株式と債券を組み合わせている理由としては、変動幅(ボラティリティー)に大きな違いがあるためです。

具体的には、株式の変動幅の方が高く(リスクが高い)、債券の方が変動幅は低いです。

これらの異なる性質を持つ商品を組み合わせることでリスクを分散させています。

株式の比率に関して、先進国株の比率が高い理由としては、経済成長の期待がされていることが挙げられます。

その中にも国内株や新興国株を混ぜているのは、国内や新興国の株価が急激に伸びてくる可能性も加味しているためです。

債券に関しても新興国債券を混ぜているのは上記と同じ理由からです。

注意していただきたいことは、これらの投資期間は5〜10年以上の長期投資を想定しており、だいたい年率5%くらいは期待ができるとされている点です。

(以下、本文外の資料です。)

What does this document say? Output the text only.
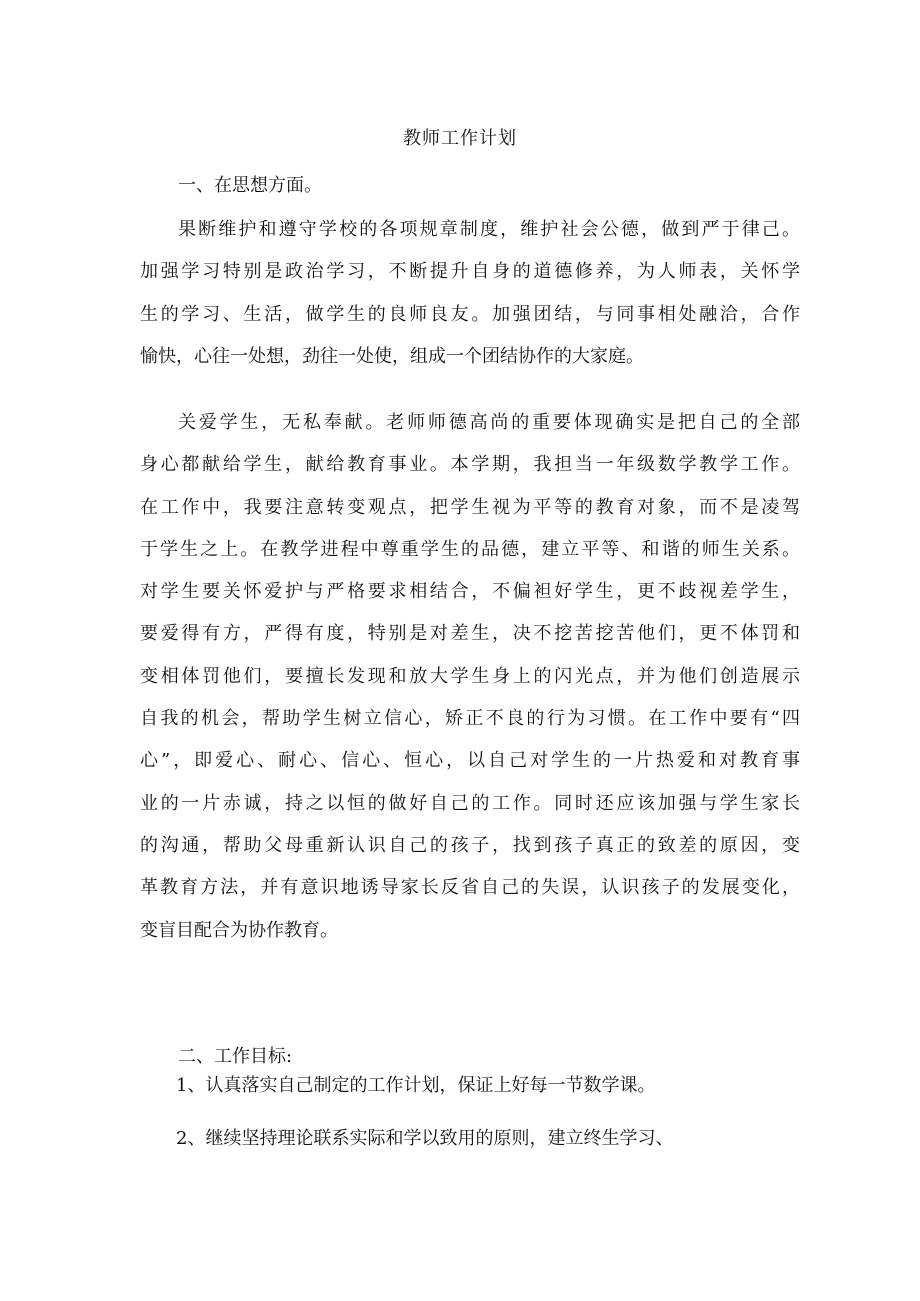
教师工作计划
一、在思想方面。
果断维护和遵守学校的各项规章制度，维护社会公德，做到严于律己。
加强学习特别是政治学习，不断提升自身的道德修养，为人师表，关怀学
生的学习、生活，做学生的良师良友。加强团结，与同事相处融洽，合作
愉快，心往一处想，劲往一处使，组成一个团结协作的大家庭。
关爱学生，无私奉献。老师师德高尚的重要体现确实是把自己的全部
身心都献给学生，献给教育事业。本学期，我担当一年级数学教学工作。
在工作中，我要注意转变观点，把学生视为平等的教育对象，而不是凌驾
于学生之上。在教学进程中尊重学生的品德，建立平等、和谐的师生关系。
对学生要关怀爱护与严格要求相结合，不偏袒好学生，更不歧视差学生，
要爱得有方，严得有度，特别是对差生，决不挖苦挖苦他们，更不体罚和
变相体罚他们，要擅长发现和放大学生身上的闪光点，并为他们创造展示
自我的机会，帮助学生树立信心，矫正不良的行为习惯。在工作中要有“四
心”，即爱心、耐心、信心、恒心，以自己对学生的一片热爱和对教育事
业的一片赤诚，持之以恒的做好自己的工作。同时还应该加强与学生家长
的沟通，帮助父母重新认识自己的孩子，找到孩子真正的致差的原因，变
革教育方法，并有意识地诱导家长反省自己的失误，认识孩子的发展变化，
变盲目配合为协作教育。
二、工作目标:
1、认真落实自己制定的工作计划，保证上好每一节数学课。
2、继续坚持理论联系实际和学以致用的原则，建立终生学习、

総じて伝えたいことは、リスクヘッジをしながら手堅く成長が期待されている先進国に比率を寄せてポートフォリオを組み、長期で運用していくという点ですので、投資を検討しているがどのようにポートフォリオを組んでいいか分からないという人はぜひご参考にしてください。

まとめ

米国株式が人気な理由

・過去の暴落から立ち直ってきた

・人口増加が見込まれる

・全世界株式よりもパフォーマンスがいい

米国株式だけでは危険な理由

・暴落した際の値幅が大きい

・為替リスクに注意が必要

・過去の偉人達が残している格言からも集中投資はリスクが高い

・これから米国株投資を検討している人は売買タイミングに要注意

ポートフォリオを組む上では、

株式60%(先進国株40%、国内株10%、新興国株10%)

債券40%(先進国債券30%、新興国債券10%)

の組み合わせを紹介致しました。

※投資期間は5~10年以上

資金次第では金や不動産なども組み合わせとして検討するといいでしょう!

投資をする上では、基本である分散投資を中心に、ポートフォリオを意識することや、逆相関の金融商品を知っておくことが大切です。

そして、短期投資ではなく長期投資を意識してコツコツと資産運用をしていくことをおすすめします!